Tendons are structures made of fibrous connective tissue in your body that attach muscle to bone and function to allow your muscles to contract and move a part of your body. Muscles are important structures that allow us to exercise, perform sports and work though movement of our arms, legs, hands, and feet. Tendon tears can be thought of as a spectrum of a problem from small partial tears to complete tears.
When a tendon is torn, typically there is pain and swelling that occurs when the injury first happens. Then over time, the swelling improves and pain subsides but the area of the body affected remains weak and painful. It is common that the tear prevents you from performing certain movements without considerable difficulty, weakness and pain.
When you have a tendon tear, there will likely be a history of a traumatic event or accident that you recall when the symptoms began. Sometimes though, there may be a minor trauma or accident that causes a partial tear that is not bothersome initially, but then becomes symptomatic over time as the tear slowly progresses and becomes larger.

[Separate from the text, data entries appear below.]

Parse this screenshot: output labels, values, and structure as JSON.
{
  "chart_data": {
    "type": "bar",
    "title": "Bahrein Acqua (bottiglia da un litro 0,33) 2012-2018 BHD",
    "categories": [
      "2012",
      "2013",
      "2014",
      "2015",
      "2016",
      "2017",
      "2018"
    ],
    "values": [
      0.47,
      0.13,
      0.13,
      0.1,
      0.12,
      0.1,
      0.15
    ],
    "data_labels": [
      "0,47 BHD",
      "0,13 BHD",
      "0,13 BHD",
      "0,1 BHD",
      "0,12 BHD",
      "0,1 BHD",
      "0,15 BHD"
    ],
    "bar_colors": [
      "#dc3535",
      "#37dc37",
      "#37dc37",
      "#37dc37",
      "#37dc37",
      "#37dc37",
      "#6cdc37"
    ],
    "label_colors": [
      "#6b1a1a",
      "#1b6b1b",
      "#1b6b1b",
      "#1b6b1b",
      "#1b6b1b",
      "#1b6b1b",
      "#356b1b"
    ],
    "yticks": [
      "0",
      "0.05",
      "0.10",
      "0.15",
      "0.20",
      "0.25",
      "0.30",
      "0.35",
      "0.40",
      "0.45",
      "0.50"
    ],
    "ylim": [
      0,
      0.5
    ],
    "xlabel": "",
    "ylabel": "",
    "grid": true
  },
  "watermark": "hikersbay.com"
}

If you have a partial tear, over time, the tear may become larger and progress to a full tear which is typically associated with worsening weakness and pain. Full thickness tears, particularly rotator cuff tears, retract over time and begin to scar down in a location that is far from where they tore. These tears have a window of time where they can be fixed, and if ignored for too long, they may not be repairable.
When to see your doctor:
If you have had an accident or are having difficulty moving a part of your body because of weakness or pain, you should see your physician for further evaluation as a delay in diagnosis may worsen your condition and affect your overall outcome.